ばらけすぎて対策が出づらいので、全体像がつかみにくい。そこで実際に弊社でいろいろ経験した中でのデータを持っています。だいたい100社以上やらせていただいているデータがあるのと、あとは産業医として実際に1対1でお話を聞いているのと、あとはコンサルとして人事の方といろいろお話をさせていただいていることですね。

そのデータでいろいろ突き合わせをして、なにが起こっているのかを分解したところ、どうもマイナス感情の対処は3つのカテゴリーに集まっているということがわかりました。これを「個人活性」と弊社では呼んでいます。

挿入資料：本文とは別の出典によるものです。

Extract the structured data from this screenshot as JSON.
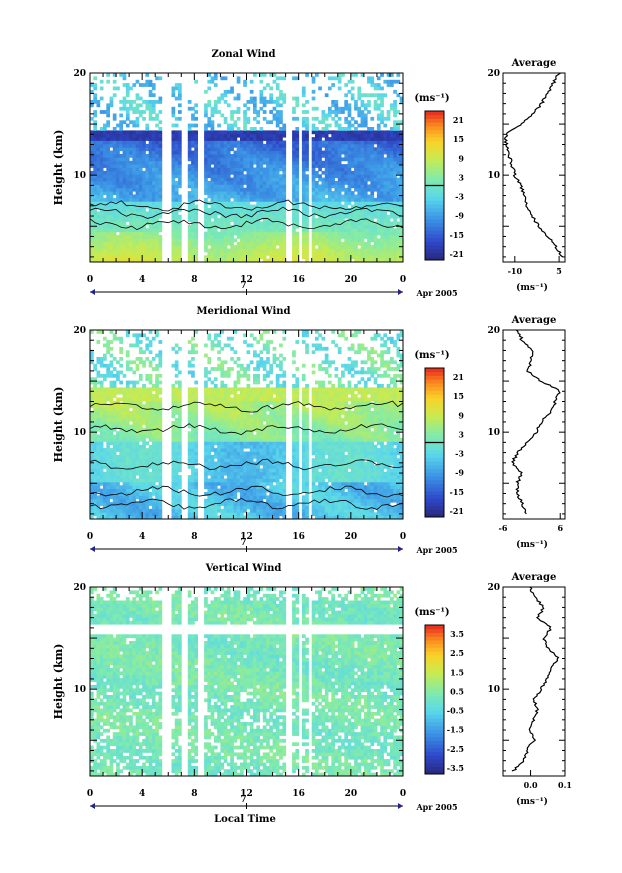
{
  "figure": {
    "xlabel": "Local Time",
    "date_label": "Apr 2005",
    "day_label": "7"
  },
  "chart_data": [
    {
      "type": "heatmap",
      "id": "zonal",
      "title": "Zonal Wind",
      "xlabel": "Local Time",
      "ylabel": "Height (km)",
      "xlim": [
        0,
        24
      ],
      "ylim": [
        1.5,
        20
      ],
      "x_ticks": [
        "0",
        "4",
        "8",
        "12",
        "16",
        "20",
        "0"
      ],
      "y_ticks": [
        "20",
        "10"
      ],
      "colorbar": {
        "unit": "(ms⁻¹)",
        "range": [
          -24,
          24
        ],
        "tick_labels": [
          "21",
          "15",
          "9",
          "3",
          "-3",
          "-9",
          "-15",
          "-21"
        ],
        "zero_line": true
      },
      "average_profile": {
        "title": "Average",
        "xlabel": "(ms⁻¹)",
        "xlim": [
          -14,
          7
        ],
        "x_ticks": [
          "-10",
          "5"
        ],
        "y_ticks": [
          "20",
          "10"
        ],
        "heights": [
          2,
          3,
          4,
          5,
          6,
          7,
          8,
          9,
          10,
          11,
          12,
          13,
          14,
          15,
          16,
          17,
          18,
          19,
          20
        ],
        "values": [
          6,
          4,
          1,
          -2,
          -4,
          -6,
          -7,
          -8,
          -10,
          -11,
          -12,
          -13,
          -13,
          -8,
          -4,
          -1,
          1,
          3,
          5
        ]
      }
    },
    {
      "type": "heatmap",
      "id": "meridional",
      "title": "Meridional Wind",
      "xlabel": "Local Time",
      "ylabel": "Height (km)",
      "xlim": [
        0,
        24
      ],
      "ylim": [
        1.5,
        20
      ],
      "x_ticks": [
        "0",
        "4",
        "8",
        "12",
        "16",
        "20",
        "0"
      ],
      "y_ticks": [
        "20",
        "10"
      ],
      "colorbar": {
        "unit": "(ms⁻¹)",
        "range": [
          -24,
          24
        ],
        "tick_labels": [
          "21",
          "15",
          "9",
          "3",
          "-3",
          "-9",
          "-15",
          "-21"
        ],
        "zero_line": true
      },
      "average_profile": {
        "title": "Average",
        "xlabel": "(ms⁻¹)",
        "xlim": [
          -6,
          7
        ],
        "x_ticks": [
          "-6",
          "6"
        ],
        "y_ticks": [
          "20",
          "10"
        ],
        "heights": [
          2,
          3,
          4,
          5,
          6,
          7,
          8,
          9,
          10,
          11,
          12,
          13,
          14,
          15,
          16,
          17,
          18,
          19,
          20
        ],
        "values": [
          -1,
          -2,
          -3,
          -3,
          -2,
          -4,
          -3,
          -1,
          1,
          2,
          4,
          5,
          6,
          2,
          -1,
          0,
          0,
          -2,
          -3
        ]
      }
    },
    {
      "type": "heatmap",
      "id": "vertical",
      "title": "Vertical Wind",
      "xlabel": "Local Time",
      "ylabel": "Height (km)",
      "xlim": [
        0,
        24
      ],
      "ylim": [
        1.5,
        20
      ],
      "x_ticks": [
        "0",
        "4",
        "8",
        "12",
        "16",
        "20",
        "0"
      ],
      "y_ticks": [
        "20",
        "10"
      ],
      "colorbar": {
        "unit": "(ms⁻¹)",
        "range": [
          -4,
          4
        ],
        "tick_labels": [
          "3.5",
          "2.5",
          "1.5",
          "0.5",
          "-0.5",
          "-1.5",
          "-2.5",
          "-3.5"
        ],
        "zero_line": false
      },
      "average_profile": {
        "title": "Average",
        "xlabel": "(ms⁻¹)",
        "xlim": [
          -0.08,
          0.1
        ],
        "x_ticks": [
          "0.0",
          "0.1"
        ],
        "y_ticks": [
          "20",
          "10"
        ],
        "heights": [
          2,
          3,
          4,
          5,
          6,
          7,
          8,
          9,
          10,
          11,
          12,
          13,
          14,
          15,
          16,
          17,
          18,
          19,
          20
        ],
        "values": [
          -0.05,
          -0.02,
          -0.01,
          0.01,
          0.0,
          0.01,
          0.02,
          0.01,
          0.03,
          0.05,
          0.06,
          0.08,
          0.05,
          0.04,
          0.06,
          0.02,
          0.04,
          0.01,
          0.0
        ]
      }
    }
  ]
}
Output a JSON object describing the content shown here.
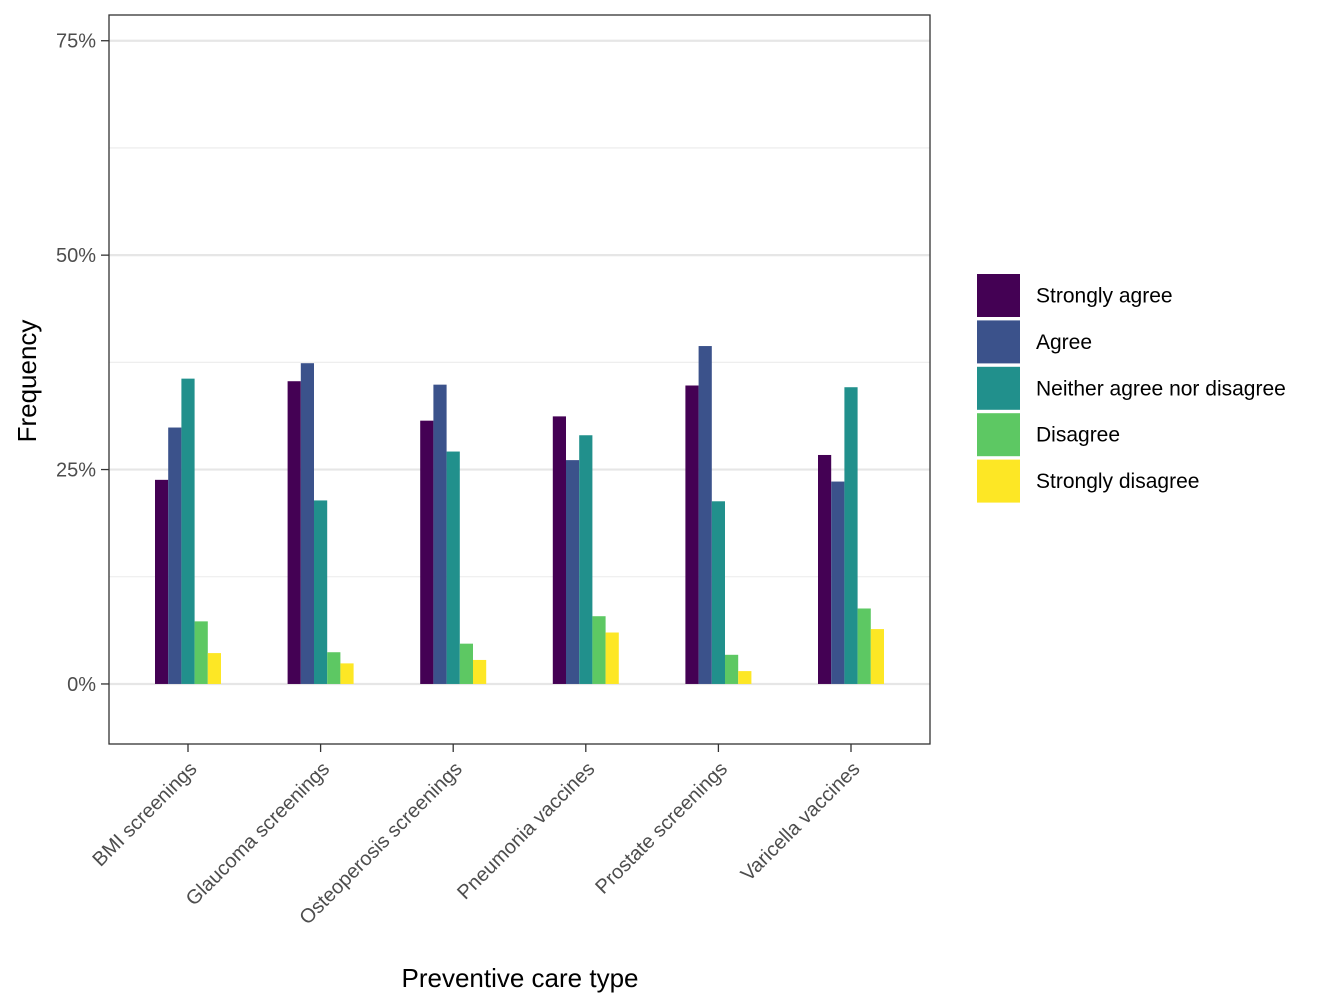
{
  "chart_data": {
    "type": "bar",
    "xlabel": "Preventive care type",
    "ylabel": "Frequency",
    "ylim": [
      -0.07,
      0.78
    ],
    "yticks": [
      0,
      0.25,
      0.5,
      0.75
    ],
    "ytick_labels": [
      "0%",
      "25%",
      "50%",
      "75%"
    ],
    "grid": true,
    "legend_position": "right",
    "categories": [
      "BMI screenings",
      "Glaucoma screenings",
      "Osteoperosis screenings",
      "Pneumonia vaccines",
      "Prostate screenings",
      "Varicella vaccines"
    ],
    "series": [
      {
        "name": "Strongly agree",
        "color": "#440154",
        "values": [
          0.238,
          0.353,
          0.307,
          0.312,
          0.348,
          0.267
        ]
      },
      {
        "name": "Agree",
        "color": "#3B528B",
        "values": [
          0.299,
          0.374,
          0.349,
          0.261,
          0.394,
          0.236
        ]
      },
      {
        "name": "Neither agree nor disagree",
        "color": "#21908C",
        "values": [
          0.356,
          0.214,
          0.271,
          0.29,
          0.213,
          0.346
        ]
      },
      {
        "name": "Disagree",
        "color": "#5DC863",
        "values": [
          0.073,
          0.037,
          0.047,
          0.079,
          0.034,
          0.088
        ]
      },
      {
        "name": "Strongly disagree",
        "color": "#FDE725",
        "values": [
          0.036,
          0.024,
          0.028,
          0.06,
          0.015,
          0.064
        ]
      }
    ]
  }
}
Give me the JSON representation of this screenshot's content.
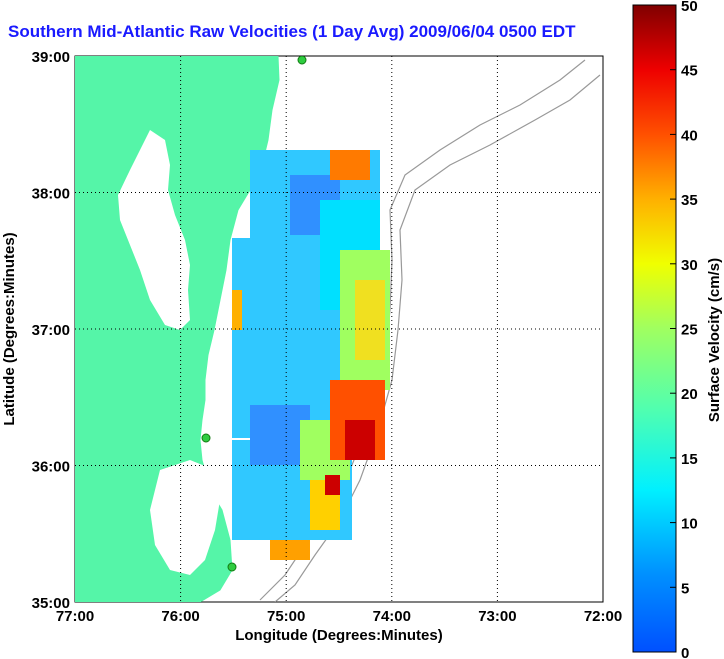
{
  "chart_data": {
    "type": "heatmap",
    "title": "Southern Mid-Atlantic Raw Velocities (1 Day Avg) 2009/06/04 0500 EDT",
    "xlabel": "Longitude (Degrees:Minutes)",
    "ylabel": "Latitude (Degrees:Minutes)",
    "xlim": [
      -77,
      -72
    ],
    "ylim": [
      35,
      39
    ],
    "x_ticks": [
      {
        "value": -77,
        "label": "77:00"
      },
      {
        "value": -76,
        "label": "76:00"
      },
      {
        "value": -75,
        "label": "75:00"
      },
      {
        "value": -74,
        "label": "74:00"
      },
      {
        "value": -73,
        "label": "73:00"
      },
      {
        "value": -72,
        "label": "72:00"
      }
    ],
    "y_ticks": [
      {
        "value": 35,
        "label": "35:00"
      },
      {
        "value": 36,
        "label": "36:00"
      },
      {
        "value": 37,
        "label": "37:00"
      },
      {
        "value": 38,
        "label": "38:00"
      },
      {
        "value": 39,
        "label": "39:00"
      }
    ],
    "grid": true,
    "colorbar": {
      "label": "Surface Velocity (cm/s)",
      "range": [
        0,
        50
      ],
      "ticks": [
        "0",
        "5",
        "10",
        "15",
        "20",
        "25",
        "30",
        "35",
        "40",
        "45",
        "50"
      ]
    },
    "colors": {
      "land": "#55f5a8",
      "title": "#1a1aff"
    }
  }
}
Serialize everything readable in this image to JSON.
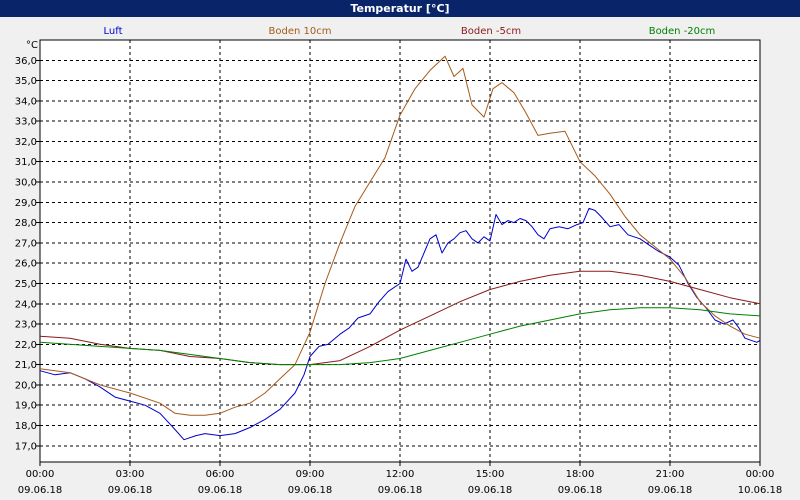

個人活性は「心身コンディション」「働きやすさ」「働きがい」です。当たり前のことを並べられたなとは思うんですけれども、何周か回ってここにたどり着きました。

最近のテーマとしてよくあるワークエンゲージメント。このワークエンゲージメントが難しい理由は、定義が安定していない・定義が難しいからなんです。

人によっては働きがいについてワークエンゲージメントという言葉を使う人がいらっしゃいます。これの全体を指してワークエンゲージメントと呼ぶ方もいらっしゃいます。定義がふらつくので、ワークエンゲージメントという言葉でいろんなものを引っ張るのは難しいです。